Salah Abdeslam, vendredi 15 avril 2022 SERGIO AQUINDO POUR LE MONDE
La durée inédite du procès le 13 novembre aura du bon : à voir comment évoluent les hommes en boîte au fil des semaines, surtout une. Un chapitre important du débat s’est achevé vendredi 15 avril, avec la conclusion de l’interrogatoire de l’accusé. En prononçant ses dernières paroles, Salah Abdeslam s’est laissé submerger par l’émotion et a demandé pardon aux victimes. L’image saisissante du “combattant de l’Etat islamique” autoproclamé faisant rage dans le box au premier jour du procès semble désormais lointaine.

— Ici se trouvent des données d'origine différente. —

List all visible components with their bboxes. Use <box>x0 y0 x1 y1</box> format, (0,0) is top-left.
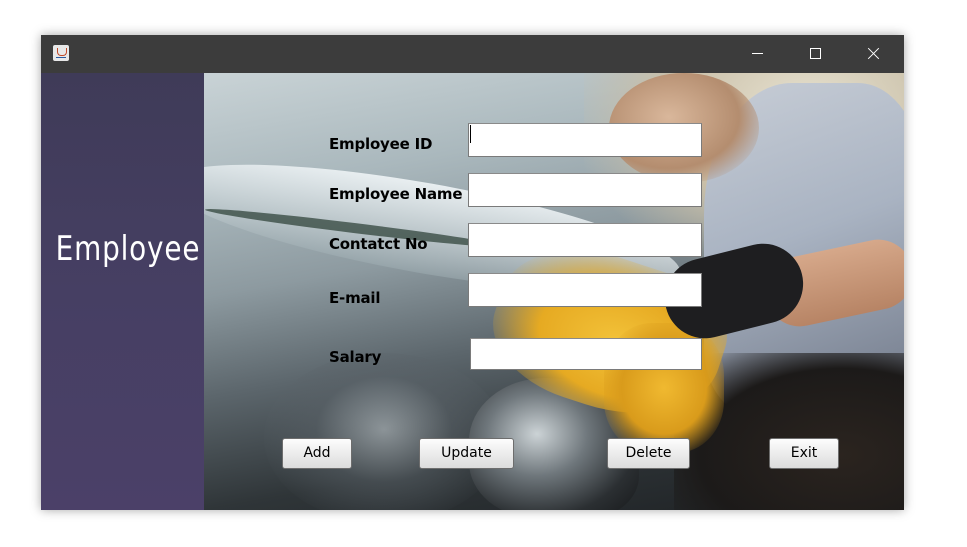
text-caret <box>470 125 471 143</box>
email-label: E-mail <box>329 289 381 307</box>
title-bar[interactable] <box>41 35 904 73</box>
delete-button[interactable]: Delete <box>607 438 690 469</box>
salary-input[interactable] <box>470 338 702 370</box>
sidebar-panel: Employee <box>41 73 204 510</box>
close-button[interactable] <box>844 35 902 73</box>
sidebar-title: Employee <box>55 229 201 269</box>
background-image-bumper <box>264 353 504 510</box>
employee-id-label: Employee ID <box>329 135 433 153</box>
update-button[interactable]: Update <box>419 438 514 469</box>
email-input[interactable] <box>468 273 702 307</box>
exit-button[interactable]: Exit <box>769 438 839 469</box>
employee-name-input[interactable] <box>468 173 702 207</box>
form-panel: Employee ID Employee Name Contatct No E-… <box>204 73 904 510</box>
employee-id-input[interactable] <box>468 123 702 157</box>
contact-no-label: Contatct No <box>329 235 428 253</box>
minimize-button[interactable] <box>728 35 786 73</box>
employee-name-label: Employee Name <box>329 185 463 203</box>
maximize-button[interactable] <box>786 35 844 73</box>
contact-no-input[interactable] <box>468 223 702 257</box>
java-cup-icon <box>53 45 69 61</box>
salary-label: Salary <box>329 348 382 366</box>
add-button[interactable]: Add <box>282 438 352 469</box>
app-window: Employee Employee ID Employee Name Conta… <box>41 35 904 510</box>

Lire aussi : Article réservé à nos abonnés Au procès du 13 novembre, Salah Abdeslam dit sa vérité pour la première fois le soir des attentats
Son avocate, Olivia Ronen, venait de lui demander s’il regrettait de ne pas avoir mené à bien son opération suicide. “Je ne regrette pas d’avoir abandonné, je n’ai pas tué. Aujourd’hui, ces gens sont vivants. S’ils savaient ce qu’ils avaient raté… Ils s’amusaient naïvement, j’étais devant eux. Et je suis parti. Je ne suis pas désolé pour eux, pour moi, pour ma famille. Ma mère me dit qu’elle voit ses deux fils en moi, que je compense la perte du premier… », raconte-t-il en pensant à son frère Brahim, qui a explosé.
A l’évocation de sa mère, ses yeux se sont brouillés, il a levé les yeux, a cherché de l’air, puis a poursuivi : « Cette histoire du 13 novembre a été écrite dans le sang des victimes. C’est leur histoire et j’en fais partie. Ils sont connectés à moi et moi à eux. Il cite un hadith : “Haïssez modérément votre ennemi, peut-être qu’un jour il sera votre ami.” Il s’est ensuite adressé aux partis civiques : “Je vous en prie, détestez-moi modérément aujourd’hui. Je m’excuse auprès des victimes. Je sais qu’il reste de la haine entre vous et moi, je sais que nous ne serons pas d’accord, mais s’il vous plaît, pardonnez-moi. »
Déni et immaturité
Le pare-chocs s’est fendu. La dureté des éléments de propagande qu’il a proférés au début du procès a fait place à des propos sensibles. Salah Abdeslam donne l’impression d’avoir passé ces sept mois à débattre, à se rassembler à la recherche d’une nouvelle identité. Le travail n’est pas terminé. L’ambivalence de celui qui refuse de condamner les attentats mais dit avoir renoncé à exploser avec “l’humanité” est toujours là. Son immaturité aussi. Il lutte toujours pour assumer l’entière responsabilité du massacre.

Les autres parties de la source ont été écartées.